Lately, Hawaiian women who practice hula—including hula about Pele’s story—discuss how thrilling it is to see this real-life, contemporary connection to their art. “[Hula] is a weekly practice,” said Arista, “and that weekly practice stretches for years. So it’s a dance [these women have] come to inhabit and know—and when they watch the volcano erupting now, they can see the movement. They can see what the movement is talking about.”

“There’s a whole class of words that belong to the description of [Pele and her] family, that have to do with fire, anger, heat, and light, and you won’t know them unless you speak and read Hawaiian, and chant, and dance,” she said.

Sometimes the customary understanding can anticipate the scientific view. When Pele makes her journey from the south, she is accompanied by an entourage of family members. These represent all the activity that accompanies an eruption: So one brother may be lightning, several sisters may be the trees and flowers of the rainforest, and several other brothers are sharks.

Scientists now know that lightning can accompany a volcanic eruption. (Researchers successfully recorded volcanic thunder for the first time earlier this year.) But recent research has suggested sharks may sense volcanic lightning and electromagnetic energy with their electroreceptors. This may let them find new volcanoes—and new sources of life, and food—across the ocean.

“When you experience a volcanic eruption at the crater in the mountain, there’s a whole lot of other activity that accompanies it. There are storms that gather, there’s electrical energy in the air. I’ve seen waterspouts form offshore,” said Ho’omanawanui. “From a Western perspective, they all get separated out—they say, look at that lava eruption—and they don’t see all the other stuff that’s happening.”

She added that many geoscientists, who spend days camped on the volcano and apart from civilization, come to see the volcano in this light. “They are often very steeped in their environment—it’s impressive to me,” she said. “It’s really a worldview-changing experience—in how you see the world, the Earth and the universe—to know that you’re really seeing new land being birthed right before your eyes.”

And that’s why many Hawaiians see the latest eruption as a kind of warning, both women told me.
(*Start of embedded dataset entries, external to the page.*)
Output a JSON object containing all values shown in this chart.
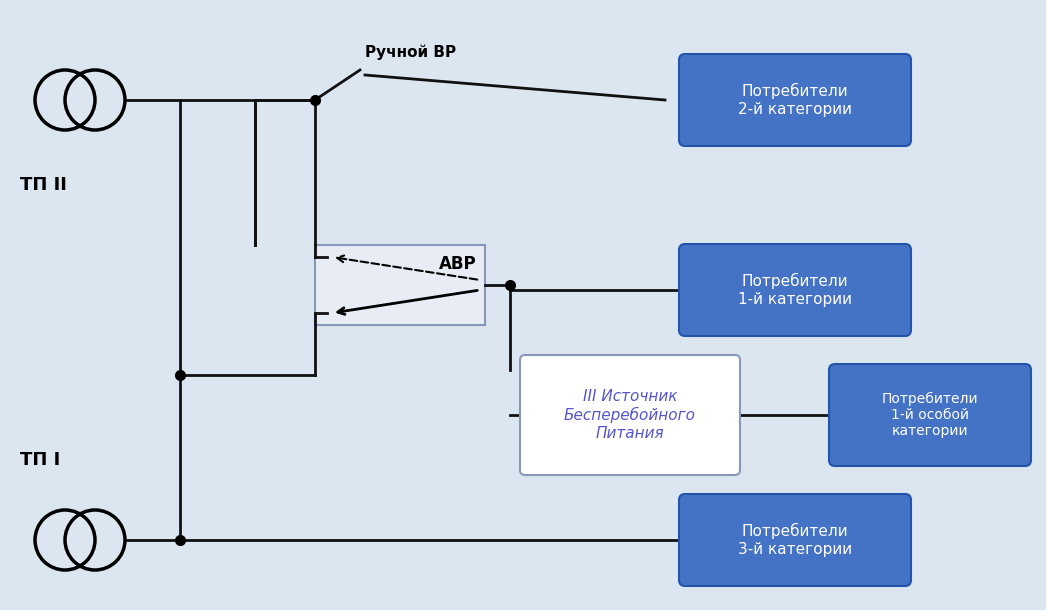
{
  "bg_color": "#dce6f1",
  "box_color_blue": "#4472c4",
  "box_border_blue": "#2255aa",
  "box_color_ups_bg": "#ffffff",
  "box_border_ups": "#8898bb",
  "avr_box_bg": "#e8edf5",
  "avr_box_border": "#8898bb",
  "text_white": "#ffffff",
  "text_black": "#000000",
  "text_blue_purple": "#5555cc",
  "text_avr_black": "#000000",
  "tp2_label": "ТП II",
  "tp1_label": "ТП I",
  "manual_vr_label": "Ручной ВР",
  "avr_label": "АВР",
  "consumer_2": "Потребители\n2-й категории",
  "consumer_1": "Потребители\n1-й категории",
  "consumer_1_special": "Потребители\n1-й особой\nкатегории",
  "consumer_3": "Потребители\n3-й категории",
  "ups_label": "III Источник\nБесперебойного\nПитания",
  "line_color": "#111111",
  "line_width": 2.0,
  "dot_size": 7
}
As the islands have filled with non-Hawaiian residents, and as these newcomers have run afoul of longstanding custom and of environmental laws, they are misunderstanding and misusing the land.

There’s a story about Pele and a place called Kapa’ahu, which is not so far from Leilani Estates on the Big Island. It tells of how Pele once wrapped herself in a cloak of a’a lava in order to take a nap—the kapa in Kapa’ahu means cloak—and warned her family not to wake her up. Hours later, she was awakened by an incessant, annoying drumbeat. She stalked off to look for it—and she eventually found it, and an alluring male hula leader, on the other side of the archipelago: at Ke’e Beach on Kauai Island.
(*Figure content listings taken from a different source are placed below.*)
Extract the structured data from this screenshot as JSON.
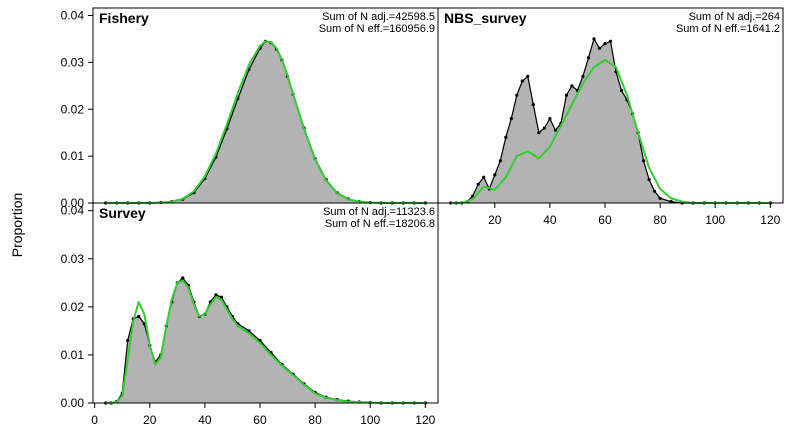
{
  "figure": {
    "ylabel": "Proportion",
    "colors": {
      "observed_fill": "#b3b3b3",
      "observed_line": "#000000",
      "expected_line": "#33cc33",
      "zero_line": "#aaaaaa",
      "frame": "#000000"
    }
  },
  "chart_data": [
    {
      "type": "area",
      "title": "Fishery",
      "annotations": [
        "Sum of N adj.=42598.5",
        "Sum of N eff.=160956.9"
      ],
      "xlim": [
        4,
        120
      ],
      "ylim": [
        0,
        0.04
      ],
      "yticks": [
        "0.00",
        "0.01",
        "0.02",
        "0.03",
        "0.04"
      ],
      "xticks": [],
      "grid": false,
      "series": [
        {
          "role": "observed",
          "x": [
            4,
            8,
            12,
            16,
            20,
            24,
            28,
            32,
            36,
            40,
            44,
            48,
            52,
            56,
            60,
            62,
            64,
            66,
            68,
            70,
            72,
            76,
            80,
            84,
            88,
            92,
            96,
            100,
            104,
            108,
            112,
            116,
            120
          ],
          "values": [
            0,
            0,
            0,
            0,
            0,
            0.0001,
            0.0003,
            0.0008,
            0.0022,
            0.0052,
            0.0098,
            0.0158,
            0.0223,
            0.0285,
            0.033,
            0.0345,
            0.0342,
            0.0328,
            0.0305,
            0.027,
            0.0232,
            0.016,
            0.0095,
            0.005,
            0.0022,
            0.0009,
            0.0003,
            0.0001,
            0,
            0,
            0,
            0,
            0
          ]
        },
        {
          "role": "expected",
          "x": [
            4,
            8,
            12,
            16,
            20,
            24,
            28,
            32,
            36,
            40,
            44,
            48,
            52,
            56,
            60,
            62,
            64,
            66,
            68,
            70,
            72,
            76,
            80,
            84,
            88,
            92,
            96,
            100,
            104,
            108,
            112,
            116,
            120
          ],
          "values": [
            0,
            0,
            0,
            0,
            0,
            0.0001,
            0.0003,
            0.0009,
            0.0025,
            0.0057,
            0.0105,
            0.0168,
            0.0235,
            0.0295,
            0.0335,
            0.0345,
            0.0343,
            0.033,
            0.0306,
            0.0272,
            0.0233,
            0.0158,
            0.0093,
            0.0048,
            0.0021,
            0.0008,
            0.0003,
            0.0001,
            0,
            0,
            0,
            0,
            0
          ]
        }
      ]
    },
    {
      "type": "area",
      "title": "NBS_survey",
      "annotations": [
        "Sum of N adj.=264",
        "Sum of N eff.=1641.2"
      ],
      "xlim": [
        4,
        120
      ],
      "ylim": [
        0,
        0.04
      ],
      "yticks": [],
      "xticks": [
        "20",
        "40",
        "60",
        "80",
        "100",
        "120"
      ],
      "grid": false,
      "series": [
        {
          "role": "observed",
          "x": [
            4,
            6,
            8,
            10,
            12,
            14,
            16,
            18,
            20,
            22,
            24,
            26,
            28,
            30,
            32,
            34,
            36,
            38,
            40,
            42,
            44,
            46,
            48,
            50,
            52,
            54,
            56,
            58,
            60,
            62,
            64,
            66,
            68,
            70,
            72,
            74,
            76,
            78,
            80,
            84,
            88,
            92,
            96,
            100,
            104,
            108,
            112,
            116,
            120
          ],
          "values": [
            0,
            0,
            0,
            0.0003,
            0.0015,
            0.004,
            0.0055,
            0.003,
            0.006,
            0.009,
            0.014,
            0.018,
            0.023,
            0.026,
            0.027,
            0.021,
            0.015,
            0.016,
            0.018,
            0.0155,
            0.017,
            0.023,
            0.025,
            0.024,
            0.027,
            0.031,
            0.035,
            0.033,
            0.034,
            0.0345,
            0.028,
            0.024,
            0.022,
            0.019,
            0.015,
            0.009,
            0.005,
            0.0025,
            0.001,
            0.0003,
            0,
            0,
            0,
            0,
            0,
            0,
            0,
            0,
            0
          ]
        },
        {
          "role": "expected",
          "x": [
            4,
            8,
            12,
            16,
            20,
            24,
            28,
            32,
            36,
            40,
            44,
            48,
            52,
            56,
            60,
            64,
            68,
            72,
            76,
            80,
            84,
            88,
            92,
            96,
            100,
            104,
            108,
            112,
            116,
            120
          ],
          "values": [
            0,
            0,
            0.0008,
            0.0035,
            0.0028,
            0.0055,
            0.01,
            0.011,
            0.0095,
            0.012,
            0.0165,
            0.021,
            0.0255,
            0.029,
            0.0305,
            0.029,
            0.023,
            0.015,
            0.0075,
            0.003,
            0.001,
            0.0003,
            0,
            0,
            0,
            0,
            0,
            0,
            0,
            0
          ]
        }
      ]
    },
    {
      "type": "area",
      "title": "Survey",
      "annotations": [
        "Sum of N adj.=11323.6",
        "Sum of N eff.=18206.8"
      ],
      "xlim": [
        4,
        120
      ],
      "ylim": [
        0,
        0.04
      ],
      "yticks": [
        "0.00",
        "0.01",
        "0.02",
        "0.03",
        "0.04"
      ],
      "xticks": [
        "0",
        "20",
        "40",
        "60",
        "80",
        "100",
        "120"
      ],
      "grid": false,
      "series": [
        {
          "role": "observed",
          "x": [
            4,
            6,
            8,
            10,
            12,
            14,
            16,
            18,
            20,
            22,
            24,
            26,
            28,
            30,
            32,
            34,
            36,
            38,
            40,
            42,
            44,
            46,
            48,
            50,
            52,
            56,
            60,
            64,
            68,
            72,
            76,
            80,
            84,
            88,
            92,
            96,
            100,
            104,
            108,
            112,
            116,
            120
          ],
          "values": [
            0,
            0,
            0.0003,
            0.002,
            0.013,
            0.0175,
            0.018,
            0.0165,
            0.012,
            0.0085,
            0.01,
            0.016,
            0.021,
            0.025,
            0.026,
            0.0245,
            0.021,
            0.018,
            0.0185,
            0.021,
            0.0225,
            0.022,
            0.02,
            0.018,
            0.0165,
            0.015,
            0.013,
            0.0105,
            0.008,
            0.006,
            0.004,
            0.0022,
            0.0012,
            0.0007,
            0.0004,
            0.0002,
            0.0001,
            0,
            0,
            0,
            0,
            0
          ]
        },
        {
          "role": "expected",
          "x": [
            4,
            6,
            8,
            10,
            12,
            14,
            16,
            18,
            20,
            22,
            24,
            26,
            28,
            30,
            32,
            34,
            36,
            38,
            40,
            42,
            44,
            46,
            48,
            50,
            52,
            56,
            60,
            64,
            68,
            72,
            76,
            80,
            84,
            88,
            92,
            96,
            100,
            104,
            108,
            112,
            116,
            120
          ],
          "values": [
            0,
            0,
            0.0002,
            0.0015,
            0.009,
            0.017,
            0.021,
            0.0185,
            0.012,
            0.008,
            0.0095,
            0.016,
            0.0215,
            0.025,
            0.0255,
            0.024,
            0.0205,
            0.018,
            0.0185,
            0.0205,
            0.022,
            0.0215,
            0.0195,
            0.0175,
            0.016,
            0.0145,
            0.0125,
            0.01,
            0.0078,
            0.0058,
            0.0038,
            0.002,
            0.0011,
            0.0006,
            0.0003,
            0.0002,
            0.0001,
            0,
            0,
            0,
            0,
            0
          ]
        }
      ]
    }
  ]
}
The most recent eruption of Kilauea was not the first one to devour cars. (InterNetwork Media / Getty)
Kapa’ahu now sits under black, hardened lava, paved over by Kilauea’s eruption a decade ago. And the northern entire section of Kauai was devastated by floods a month ago, part of a rain system that damaged or destroyed more than 500 homes across the state. Many parts of Kauai, including Ke’e Beach, remain largely inaccessible to daily traffic.

“A lot of Hawaiians in my community have been saying that they don’t really see it as a coincidence that, on one end of the archipelago, you have this horrific flooding—and now on the complete opposite end, you have lava flows destroying as well,” said Ho’omanawanui. It seems like Hawaii is declaring its fragility and its power all at once, she said.

Arista, the historian, agreed. “When you look at social media, at the kinds of conversations that Hawaii residents are having, they say: We’ve got floods on one end [of the archipelago], and we’ve got fire on the other. And a lot of local Hawaiians go, yep, that’s what it means to live in these islands.”

“That fire is not a new phenomenon,” she told me. “The flood, on the other hand, might be climate change.”